A_ij = element of point accepted matrix

l = proportionality constant

m_j = mutability of amino acid j

Mij(non – diagonal elements) = (l * m_j* A_ij)/ Sum of A_ijover all I

Mjj (Diagonal elements) = 1 - l * m_j

In a final step, the relatedness log odds matrix with elements R_ij is then calculated as follows:

Rij = log (M_ij/f_i)

Where f_i is equal to the # of observations of amino acid i / # of all amino acids observed. The antilog of the element Rij represents the expected frequency that the residues i and j would exchange, relative to what random chance would predict. For example, a score of 0.1 indicates that the replacement is observed 1.25 times more often than would be expected by random. Similarly, a score of –0.3 indicates that the residue exchange is observed ½ times less than would be expected by random. Thus when performing alignments, this comparison matrix may be used to assign similarity weights to every possible amino acid substitution pair.

The approach of Risler et al is very different from that of Dayhoff. Risler first superimposed in three dimensions the C^a carbon topological backbones of the two protein sequences to be examined. Amino acid exchanges that were no more than 1.2 angstroms apart and within a stretch of three consecutive close ( 1.2 angstroms) pairs were considered. This second restraint was imposed to ensure that amino acid pairs in structurally unrelated segments that superimposed by chance were not included in the calculation. Utilizing this method, 2860 amino acid exchanges were considered from the alignment of 32 structures. The observed acceptable substitution pairs were entered into a 20 x 20 matrix, where elements A_ij of this matrix represent the number of exchanges observed between amino acid i and j. Classical c² analysis was then used to derive a structural superposition distance matrix[iii]. A scoring matrix appropriate for standard alignments programs can be deduced from this matrix.

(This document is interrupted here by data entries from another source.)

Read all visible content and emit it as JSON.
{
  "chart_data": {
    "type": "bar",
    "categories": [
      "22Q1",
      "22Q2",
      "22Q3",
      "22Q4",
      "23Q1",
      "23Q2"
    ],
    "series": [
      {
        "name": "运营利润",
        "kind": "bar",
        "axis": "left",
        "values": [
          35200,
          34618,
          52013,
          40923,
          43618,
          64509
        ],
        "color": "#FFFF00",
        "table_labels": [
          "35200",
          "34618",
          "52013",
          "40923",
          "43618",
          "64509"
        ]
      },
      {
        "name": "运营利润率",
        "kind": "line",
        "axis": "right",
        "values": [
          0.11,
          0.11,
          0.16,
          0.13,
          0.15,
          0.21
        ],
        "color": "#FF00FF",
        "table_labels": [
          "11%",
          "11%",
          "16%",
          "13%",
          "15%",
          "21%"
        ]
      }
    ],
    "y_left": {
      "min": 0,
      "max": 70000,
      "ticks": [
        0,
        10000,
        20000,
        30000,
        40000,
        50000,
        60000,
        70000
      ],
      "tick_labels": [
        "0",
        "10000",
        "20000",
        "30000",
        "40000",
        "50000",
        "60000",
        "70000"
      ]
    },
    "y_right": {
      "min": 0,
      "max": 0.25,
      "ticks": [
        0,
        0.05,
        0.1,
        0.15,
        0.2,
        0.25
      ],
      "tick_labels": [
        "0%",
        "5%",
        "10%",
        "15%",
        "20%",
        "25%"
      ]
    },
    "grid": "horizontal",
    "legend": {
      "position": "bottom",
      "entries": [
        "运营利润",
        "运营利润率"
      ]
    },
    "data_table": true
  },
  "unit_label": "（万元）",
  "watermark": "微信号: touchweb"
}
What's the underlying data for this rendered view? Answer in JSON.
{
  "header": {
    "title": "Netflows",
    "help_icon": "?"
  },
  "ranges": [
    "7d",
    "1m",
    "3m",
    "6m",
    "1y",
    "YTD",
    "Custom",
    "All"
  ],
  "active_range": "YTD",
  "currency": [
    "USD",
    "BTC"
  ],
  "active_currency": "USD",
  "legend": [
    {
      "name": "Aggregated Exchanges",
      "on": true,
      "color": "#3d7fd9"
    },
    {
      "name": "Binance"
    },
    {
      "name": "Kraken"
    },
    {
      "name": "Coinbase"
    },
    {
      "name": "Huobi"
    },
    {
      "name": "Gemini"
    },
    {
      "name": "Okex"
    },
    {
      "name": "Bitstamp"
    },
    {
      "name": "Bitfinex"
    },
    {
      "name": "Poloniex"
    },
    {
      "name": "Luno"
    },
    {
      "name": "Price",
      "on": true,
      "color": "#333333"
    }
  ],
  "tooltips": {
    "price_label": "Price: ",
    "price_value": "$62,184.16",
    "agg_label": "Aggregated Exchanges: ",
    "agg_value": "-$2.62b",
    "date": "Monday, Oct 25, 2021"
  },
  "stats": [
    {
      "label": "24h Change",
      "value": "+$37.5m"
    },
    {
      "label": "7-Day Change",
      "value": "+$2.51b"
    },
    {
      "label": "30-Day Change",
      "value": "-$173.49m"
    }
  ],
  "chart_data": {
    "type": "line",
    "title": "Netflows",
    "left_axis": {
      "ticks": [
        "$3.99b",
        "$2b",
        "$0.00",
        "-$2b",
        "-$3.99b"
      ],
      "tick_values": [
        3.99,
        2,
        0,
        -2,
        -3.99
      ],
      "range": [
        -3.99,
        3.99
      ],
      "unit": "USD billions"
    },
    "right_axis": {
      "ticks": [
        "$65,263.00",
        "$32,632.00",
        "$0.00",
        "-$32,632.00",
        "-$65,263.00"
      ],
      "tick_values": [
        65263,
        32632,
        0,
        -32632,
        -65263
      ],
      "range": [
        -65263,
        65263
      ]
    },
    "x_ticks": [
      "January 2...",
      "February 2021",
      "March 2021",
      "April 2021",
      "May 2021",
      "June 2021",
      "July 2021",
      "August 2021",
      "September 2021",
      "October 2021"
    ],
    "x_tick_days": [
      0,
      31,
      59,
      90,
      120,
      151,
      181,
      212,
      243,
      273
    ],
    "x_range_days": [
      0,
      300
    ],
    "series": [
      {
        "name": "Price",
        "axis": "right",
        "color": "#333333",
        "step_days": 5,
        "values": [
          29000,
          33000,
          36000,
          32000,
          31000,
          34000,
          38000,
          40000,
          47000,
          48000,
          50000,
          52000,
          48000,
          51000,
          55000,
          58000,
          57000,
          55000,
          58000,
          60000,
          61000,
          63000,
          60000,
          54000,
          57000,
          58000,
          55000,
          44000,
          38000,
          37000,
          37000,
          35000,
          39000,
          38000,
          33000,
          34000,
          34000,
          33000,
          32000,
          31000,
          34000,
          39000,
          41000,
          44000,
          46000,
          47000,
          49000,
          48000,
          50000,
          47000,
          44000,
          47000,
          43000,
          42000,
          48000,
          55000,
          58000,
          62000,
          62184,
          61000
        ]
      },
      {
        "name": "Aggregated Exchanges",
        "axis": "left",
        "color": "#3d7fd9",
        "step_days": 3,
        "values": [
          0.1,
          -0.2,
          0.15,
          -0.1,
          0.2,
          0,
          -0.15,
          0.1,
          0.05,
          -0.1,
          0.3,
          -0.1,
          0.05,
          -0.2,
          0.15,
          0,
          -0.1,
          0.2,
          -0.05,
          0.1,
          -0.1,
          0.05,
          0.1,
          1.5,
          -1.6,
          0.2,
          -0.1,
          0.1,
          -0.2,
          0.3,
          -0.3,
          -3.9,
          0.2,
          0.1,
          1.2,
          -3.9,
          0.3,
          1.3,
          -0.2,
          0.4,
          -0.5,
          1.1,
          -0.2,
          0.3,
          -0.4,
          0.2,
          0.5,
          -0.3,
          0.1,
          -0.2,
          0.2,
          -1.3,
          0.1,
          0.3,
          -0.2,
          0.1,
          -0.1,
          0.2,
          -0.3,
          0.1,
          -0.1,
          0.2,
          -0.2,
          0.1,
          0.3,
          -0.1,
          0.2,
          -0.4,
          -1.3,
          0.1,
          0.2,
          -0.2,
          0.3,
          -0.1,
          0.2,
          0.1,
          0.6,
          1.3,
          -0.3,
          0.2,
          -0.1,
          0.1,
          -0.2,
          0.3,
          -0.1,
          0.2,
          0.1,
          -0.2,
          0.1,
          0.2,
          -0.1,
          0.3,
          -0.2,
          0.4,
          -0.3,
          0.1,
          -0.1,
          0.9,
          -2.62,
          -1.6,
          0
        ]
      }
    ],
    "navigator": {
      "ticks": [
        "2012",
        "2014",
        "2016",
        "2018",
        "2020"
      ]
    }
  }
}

There are similarities and differences between these approaches that deserve mention. Both of these approaches are based on actual observations rather than purely on theoretical parameters used by others, such as the physico-chemical properties of the residue side chains[iv]^,[v],[vi] or minimum genetic distance in codons[vii], for example. This is advantageous in that observed phenomenon not predicted from purely a priori considerations may nevertheless be predicted because of a method utilizing objective observations. It is important to mention however, that unlike Risler’s matrix, the PAM series of scoring matrices were calculated from extrapolating data from highly similar proteins (>85% similarity) to detected distantly related proteins. An approach that more explicitly represents the substitutions observed at father evolutionary distances would certainly offer advantages. Risler argues that the logic of the PAM matrices is circularⁱⁱ. It is argued that the method for initially aligning phylogenetically related proteins in order to observe accepted mutations introduces an inherent bias in the resulting PAM matrices. The PAM matrices nevertheless perform well and are often considered to be the standard set of matrices against which the performance of all other matrices are accessedⁱⁱ. For both the Risler and Dayhoff matrices, however, the use of data sets that are more comprehensive and updated would improve performance.

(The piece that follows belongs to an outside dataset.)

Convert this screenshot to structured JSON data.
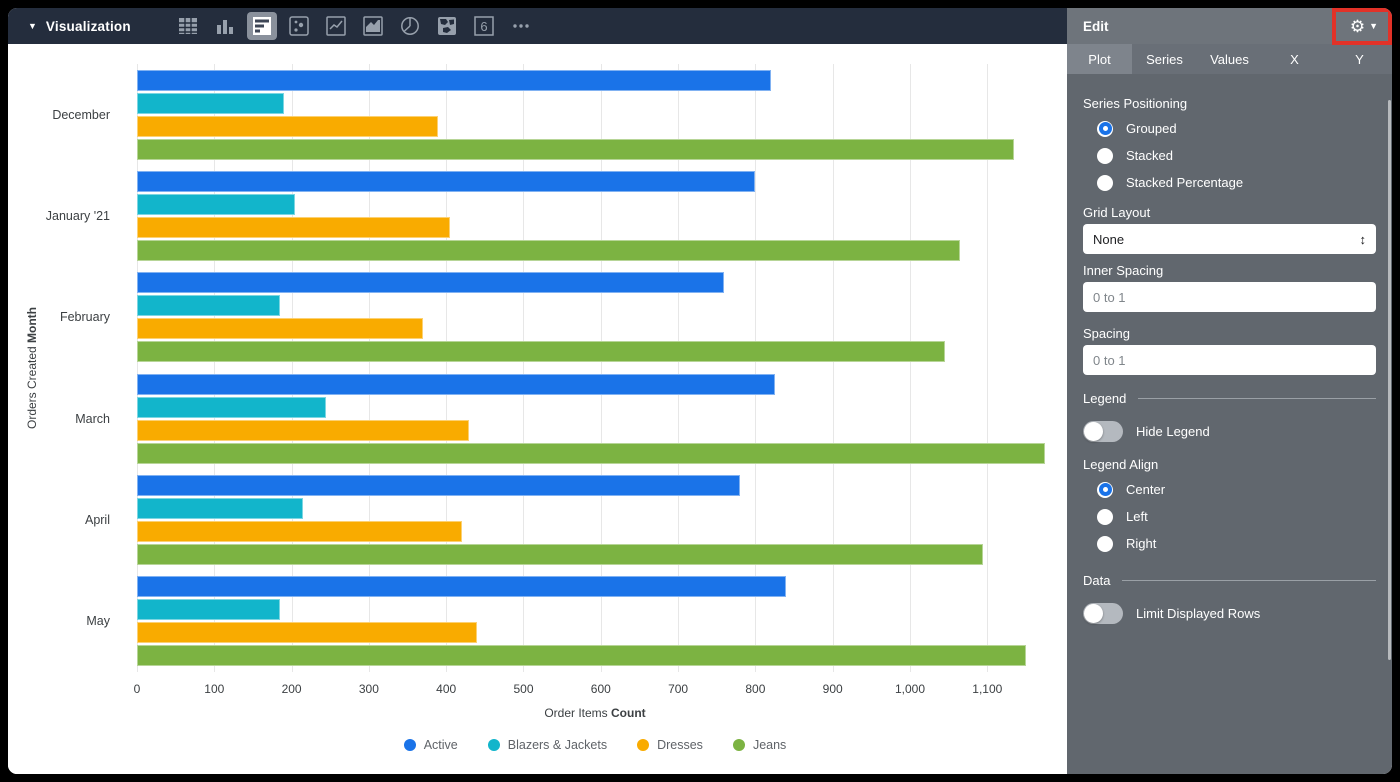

The matrices of Dayhoff and Risler are thus representative of the variety in techniques used to measure similarity between protein sequences. Approaches to this class of matrix utilize different types of data, such as genetic, structural, and physical-chemical data sets, to determine sets of weighted probabilities for each possible amino acid exchange. As matrices are derived from different data sets and calculated using various methodologies, each matrix has its own inherent strengths and weaknesses. Through understanding the fundamental underpinnings of methods such as those developed by Risler and Dayhoff, a better appreciation into their complexity as well as insight into possible directions of future exploration may be gained.